What matters for our purposes is that the United States is taking an increasingly aggressive posture in its vicinity. Consider this another plank rotting out from under the NATO world we’ve long known. Over a longer time horizon, I expect US technology products to slowly cede their grip on the European market as the two blocs separate. The Greenland issue is proving to be another wedge.
Can we talk about startups now?
Cybersecurity starts 2026 on a hot note: Kicking off the 2026 startup news cycle are two potential M&A transactions in the cybersecurity space: Palo Alto Networks may purchase Koi for $400 million, and Cisco is working to buy Axonius for $2 billion.
Koi (endpoint security) had raised $48 million while independent, and counts Battery Ventures, Team8, and NFX on its cap table.
Axonius (digital asset control and security) has raised nearly $900 million, and was last valued at around $2.6 billion.
Both companies have roots in Israel, adding points to the board for the country’s cybersecurity footprint. I expect cybersecurity to have another cracker year. Cyera was a good exemplar of the industry in 2025, growing quickly and raising several rounds in a single year. Which startup will be 2026’s Cyera?
Can China’s AI IPOs give OpenAI and Anthropic courage? Continuing our look at Chinese AI IPOs, here’s Bloomberg:
MiniMax plans to price its Hong Kong initial public offering at the top of the marketed range, people familiar with the matter said, reflecting investor enthusiasm for Chinese startups that are increasingly challenging US rivals like OpenAI.
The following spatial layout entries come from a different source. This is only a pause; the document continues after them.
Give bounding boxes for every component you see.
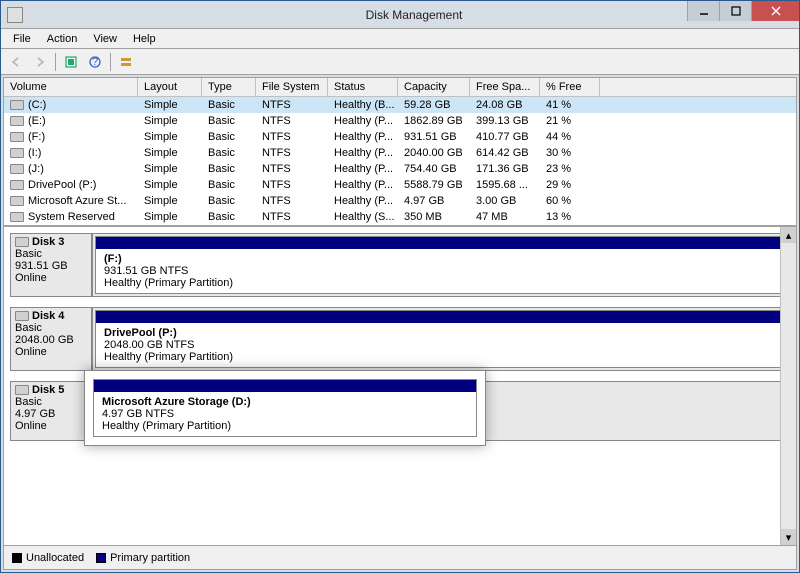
partition[interactable]: DrivePool (P:)2048.00 GB NTFSHealthy (Pr…: [95, 310, 787, 368]
close-button[interactable]: [751, 1, 799, 21]
legend-primary: Primary partition: [96, 552, 190, 564]
col-volume[interactable]: Volume: [4, 78, 138, 96]
menu-view[interactable]: View: [85, 31, 125, 47]
drive-icon: [10, 148, 24, 158]
vertical-scrollbar[interactable]: ▴ ▾: [780, 227, 796, 545]
table-row[interactable]: (I:)SimpleBasicNTFSHealthy (P...2040.00 …: [4, 145, 796, 161]
svg-text:?: ?: [92, 56, 98, 68]
col-layout[interactable]: Layout: [138, 78, 202, 96]
disk-partition-area[interactable]: (F:)931.51 GB NTFSHealthy (Primary Parti…: [92, 233, 790, 297]
col-capacity[interactable]: Capacity: [398, 78, 470, 96]
disk-row[interactable]: Disk 4Basic2048.00 GBOnlineDrivePool (P:…: [10, 307, 790, 371]
drive-icon: [10, 180, 24, 190]
legend: Unallocated Primary partition: [4, 545, 796, 569]
partition-title: Microsoft Azure Storage (D:): [102, 396, 468, 408]
legend-unallocated: Unallocated: [12, 552, 84, 564]
col-free[interactable]: Free Spa...: [470, 78, 540, 96]
refresh-button[interactable]: [60, 51, 82, 73]
table-row[interactable]: (F:)SimpleBasicNTFSHealthy (P...931.51 G…: [4, 129, 796, 145]
col-status[interactable]: Status: [328, 78, 398, 96]
maximize-button[interactable]: [719, 1, 751, 21]
disk-partition-area[interactable]: DrivePool (P:)2048.00 GB NTFSHealthy (Pr…: [92, 307, 790, 371]
content-area: Volume Layout Type File System Status Ca…: [3, 77, 797, 570]
settings-button[interactable]: [115, 51, 137, 73]
col-filesystem[interactable]: File System: [256, 78, 328, 96]
menu-file[interactable]: File: [5, 31, 39, 47]
menubar: File Action View Help: [1, 29, 799, 49]
disk-management-window: Disk Management File Action View Help ? …: [0, 0, 800, 573]
toolbar: ?: [1, 49, 799, 75]
menu-action[interactable]: Action: [39, 31, 86, 47]
app-icon: [7, 7, 23, 23]
help-button[interactable]: ?: [84, 51, 106, 73]
back-button[interactable]: [5, 51, 27, 73]
floating-partition-tooltip[interactable]: Microsoft Azure Storage (D:) 4.97 GB NTF…: [84, 370, 486, 446]
drive-icon: [10, 196, 24, 206]
scroll-up-icon[interactable]: ▴: [781, 227, 796, 243]
table-row[interactable]: (E:)SimpleBasicNTFSHealthy (P...1862.89 …: [4, 113, 796, 129]
drive-icon: [10, 164, 24, 174]
partition-status: Healthy (Primary Partition): [102, 420, 468, 432]
minimize-button[interactable]: [687, 1, 719, 21]
forward-button[interactable]: [29, 51, 51, 73]
titlebar[interactable]: Disk Management: [1, 1, 799, 29]
scroll-down-icon[interactable]: ▾: [781, 529, 796, 545]
disk-info: Disk 5Basic4.97 GBOnline: [10, 381, 92, 441]
col-pctfree[interactable]: % Free: [540, 78, 600, 96]
drive-icon: [10, 132, 24, 142]
swatch-unallocated: [12, 553, 22, 563]
table-row[interactable]: (C:)SimpleBasicNTFSHealthy (B...59.28 GB…: [4, 97, 796, 113]
drive-icon: [10, 212, 24, 222]
table-row[interactable]: Microsoft Azure St...SimpleBasicNTFSHeal…: [4, 193, 796, 209]
disk-info: Disk 4Basic2048.00 GBOnline: [10, 307, 92, 371]
menu-help[interactable]: Help: [125, 31, 164, 47]
window-title: Disk Management: [29, 8, 799, 22]
drive-icon: [10, 116, 24, 126]
disk-header-icon: Disk 3: [15, 236, 87, 248]
partition[interactable]: (F:)931.51 GB NTFSHealthy (Primary Parti…: [95, 236, 787, 294]
table-row[interactable]: System ReservedSimpleBasicNTFSHealthy (S…: [4, 209, 796, 225]
disk-row[interactable]: Disk 3Basic931.51 GBOnline(F:)931.51 GB …: [10, 233, 790, 297]
drive-icon: [10, 100, 24, 110]
volume-table-header: Volume Layout Type File System Status Ca…: [4, 78, 796, 97]
col-type[interactable]: Type: [202, 78, 256, 96]
table-row[interactable]: DrivePool (P:)SimpleBasicNTFSHealthy (P.…: [4, 177, 796, 193]
swatch-primary: [96, 553, 106, 563]
partition-size-fs: 4.97 GB NTFS: [102, 408, 468, 420]
partition-header-bar: [94, 380, 476, 392]
volume-table: Volume Layout Type File System Status Ca…: [4, 78, 796, 227]
disk-header-icon: Disk 5: [15, 384, 87, 396]
disk-header-icon: Disk 4: [15, 310, 87, 322]
disk-info: Disk 3Basic931.51 GBOnline: [10, 233, 92, 297]
table-row[interactable]: (J:)SimpleBasicNTFSHealthy (P...754.40 G…: [4, 161, 796, 177]
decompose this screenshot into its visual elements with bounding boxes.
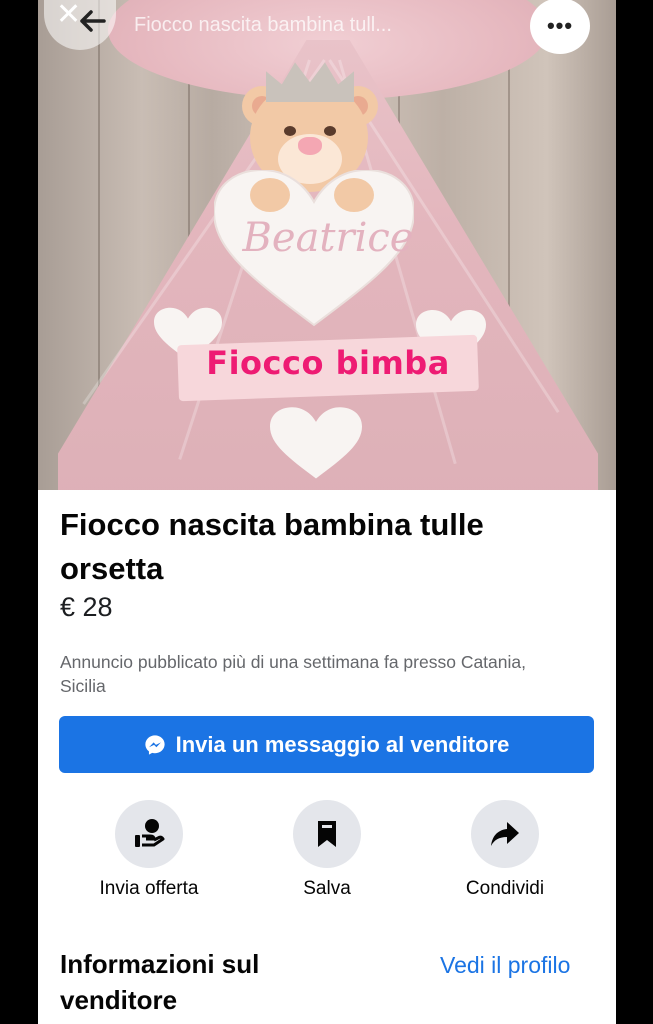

You can read our short primer on MiniMax’s AI models and IPO fundamentals here. What matters for our context is that a Chinese AI company is about to go public with minor revenues and stark losses to seemingly cheery local investors.
There’s gold in them (IPO) hills. At least in Hong Kong.
With both Z.ai and MiniMax looking to list in short order, the world will have access to the regular financials of at least two leading AI labs. If both IPOs go as well as the early enthusiasm indicates, American AI labs will be heartened to try their own luck at the public markets. They do have, after all, many times the revenue of their Chinese rivals, and they need more money!